I am trying to use XML Sitemap with domain access. My site has 58 virtual subdomains. It appears that the sitemap generates the way I need it to. It generates all the entries at maindomain.com
However, when Google attempts to crawl the urls, it returns errors saying that the url subdomain.maindomain.com/nodename is not allowed for this sitemap location. All of the content I have indexed is set with permission to be viewed either on its subdomain or the main domain. So somehow the url that google is seeing is on a subdomain, hence the error. If you could provide any insight into how to manage this so that Google does not see the subdomains or attempt to crawl the subdomains, I would really appreciate it. I have scoured Google looking for answers and it is not a heavily addressed subject. I think that ideally I would like to block access to any subdomains through robots.txt and have google crawl my nodes on my main domain and index them on the main domain as well.
Thanks
Comments
Comment #1
avpadernoIf you don't have it installed, you can try RobotsTxt, which is thought to be used in cases like yours. Using it, XML Sitemap will add a line in the robots.txt that has the purpose to declare which is the authored sitemap for a web site.
Comment #2
1959mvp commentedI Looked into the module RobotsTXT, but I am using DOMAIN ACCESS, not MULTI-SITE. There is a major difference. Domain Access serves content to subdomains based on permissions using Wildcard DNS. Therefore the subdomains are virtual. It seems that XML Sitemap is correctly building the sitemap using the base domain to build all the URL's but the crawler is somehow able to crawl the subdomain and return an error "url not allowed for a sitemap at htis location". I need to figure out how to block the crawlers from accessing content on the subdomains.
Thanks,
Comment #3
avpadernoI think there isn't an answer for such particular situation.

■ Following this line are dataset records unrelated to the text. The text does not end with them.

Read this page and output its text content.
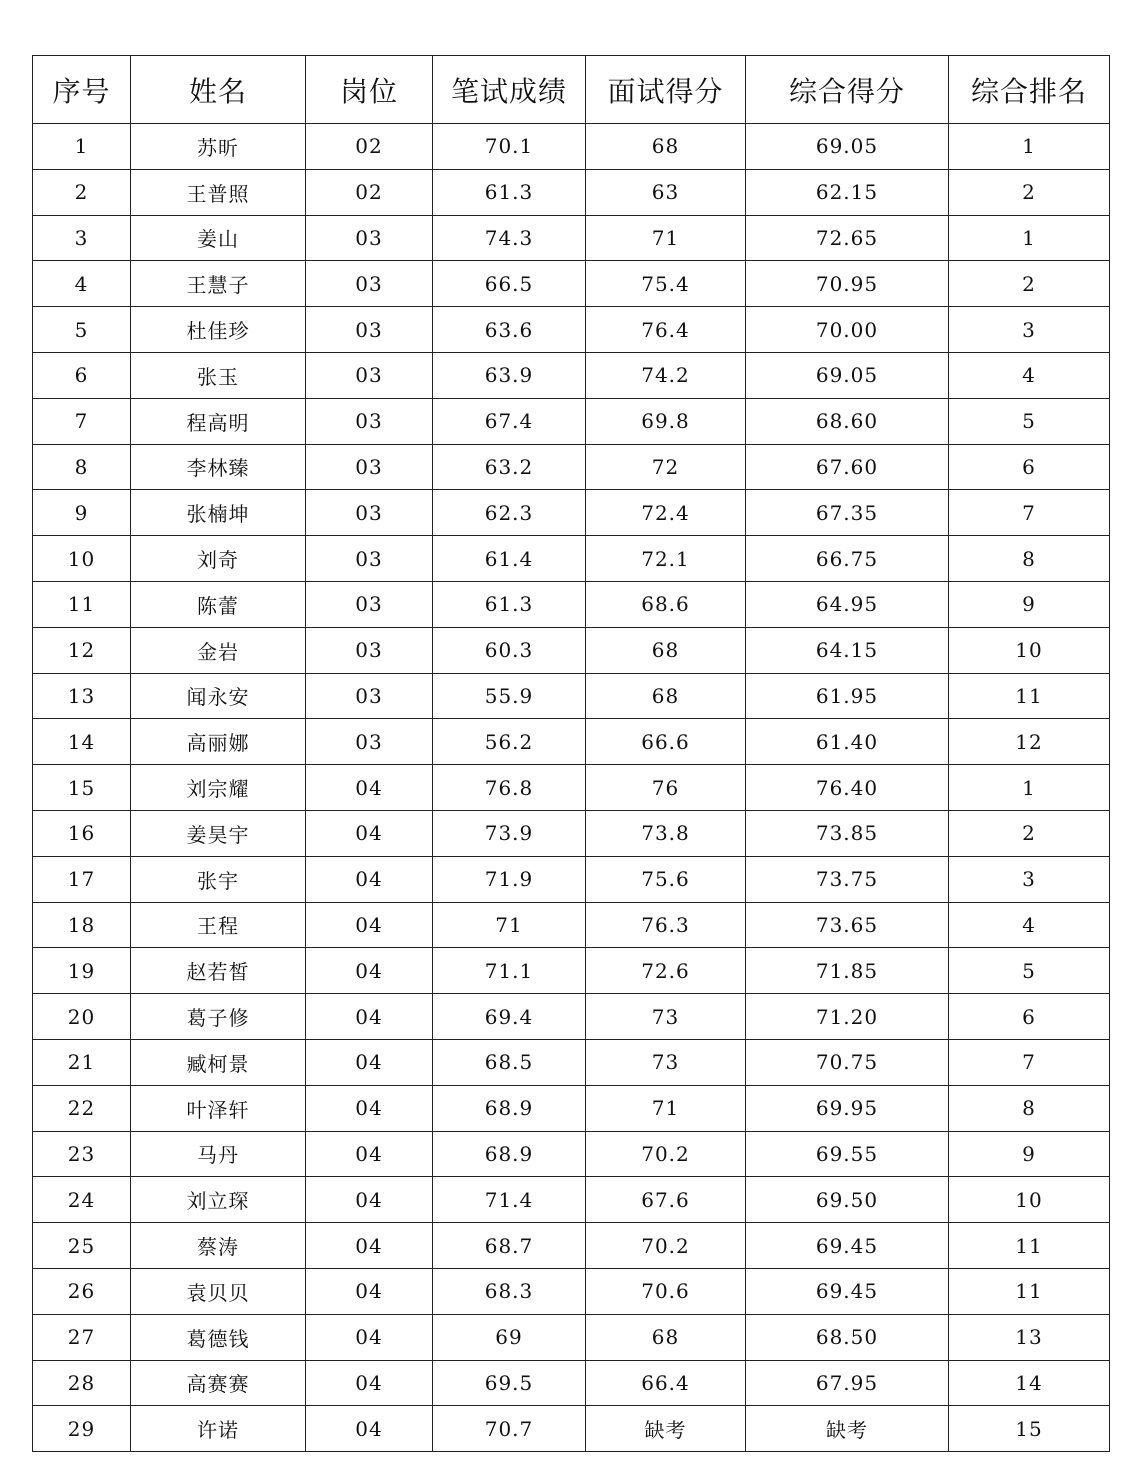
序号	姓名	岗位	笔试成绩	面试得分	综合得分	综合排名
1	苏昕	02	70.1	68	69.05	1
2	王普照	02	61.3	63	62.15	2
3	姜山	03	74.3	71	72.65	1
4	王慧子	03	66.5	75.4	70.95	2
5	杜佳珍	03	63.6	76.4	70.00	3
6	张玉	03	63.9	74.2	69.05	4
7	程高明	03	67.4	69.8	68.60	5
8	李林臻	03	63.2	72	67.60	6
9	张楠坤	03	62.3	72.4	67.35	7
10	刘奇	03	61.4	72.1	66.75	8
11	陈蕾	03	61.3	68.6	64.95	9
12	金岩	03	60.3	68	64.15	10
13	闻永安	03	55.9	68	61.95	11
14	高丽娜	03	56.2	66.6	61.40	12
15	刘宗耀	04	76.8	76	76.40	1
16	姜昊宇	04	73.9	73.8	73.85	2
17	张宇	04	71.9	75.6	73.75	3
18	王程	04	71	76.3	73.65	4
19	赵若皙	04	71.1	72.6	71.85	5
20	葛子修	04	69.4	73	71.20	6
21	臧柯景	04	68.5	73	70.75	7
22	叶泽轩	04	68.9	71	69.95	8
23	马丹	04	68.9	70.2	69.55	9
24	刘立琛	04	71.4	67.6	69.50	10
25	蔡涛	04	68.7	70.2	69.45	11
26	袁贝贝	04	68.3	70.6	69.45	11
27	葛德钱	04	69	68	68.50	13
28	高赛赛	04	69.5	66.4	67.95	14
29	许诺	04	70.7	缺考	缺考	15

I am going to close the support request.
Comment #4
Anonymous (not verified) commentedThis isn't a function of this project. You'll probably need to modify the .htaccess rules or the httpd conf rules. You may need different IP addresses for each v. domain. I'm not all that proficient with the v.d. process but based on what Google Webmaster states a different IP address may help.
Comment #6
szy commentedSo, is there a working solution for 6th Drupal?
Now I can see, that:
- node urls in a sitemap do not contain a proper domain,
only the base one,
- a single node shows up on every domain's sitemap,
regardless its DA settings,
- I can't find db_rewrite_sql in code of XML-S. module.
I remember, that there was a patch to 5th Drupal, but
I can't find any solution working properly on D6.
Is there any? Don't you use sitemaps in your D6?
Szy.
Comment #7
Anonymous (not verified) commentedOpen a new support request.